If you have an existing mortgage then there is a good chance that you will already have a buildings insurance policy in place.

However, if you are switching providers and held your buildings insurance with the same provider as your mortgage you may find that the policy is cancelled when you move.

As a buildings insurance policy is often a condition of a mortgage – a bank needs to insure the asset that your loan is secured against – you may need to look for a new policy.

However, just because you have to have a buildings insurance policy doesn’t mean that you have to take it out in conjunction with your new mortgage – in fact in reality these policies are often overpriced.

Instead compare the best buildings insurance policies on the market to make sure you are getting the best possible cover at an affordable price.

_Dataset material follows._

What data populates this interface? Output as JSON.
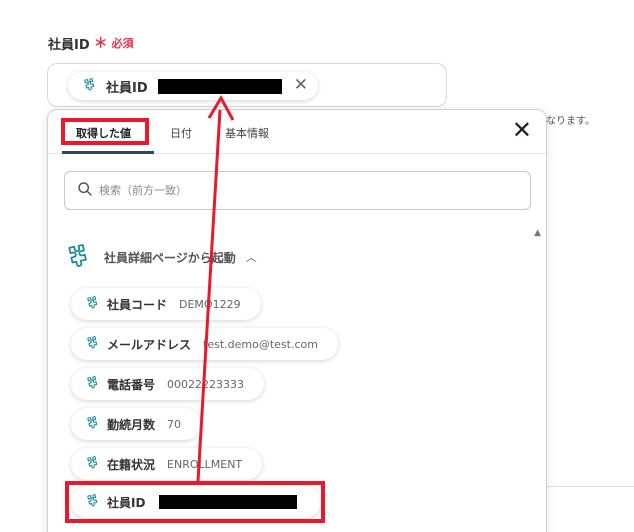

Mortgage payment protection insurance

How would you afford to pay your mortgage if you could no longer work?

If you are going through the re-mortgaging process you can almost guarantee that you will be asked this question at some stage.

Again what you need to consider is not only whether you need Mortgage Payment Protection insurance, but whether you need to take it from them without comparing what else is available independently.

Read our guide How do you Choose the Right Mortgage Protection Insurance Policy? For more help, or visit our mortgage payment protection comparison table to compare the best policies on the market. Other additional extras

Other products that may be thrust under your nose include life insurance, contents insurance and emergency services cover.

All of these policies are available independently and you may already have.

Don’t be pressurised into taking out extra financial products at greater cost without first asking if you need them or checking if they are the best of their type.

Although it may seem that remortgaging is a hassle you might do without, it's important to remember exactly how much you can save - if you secure a good rate, the savings that you'll make will make it more than worth your while in the long run.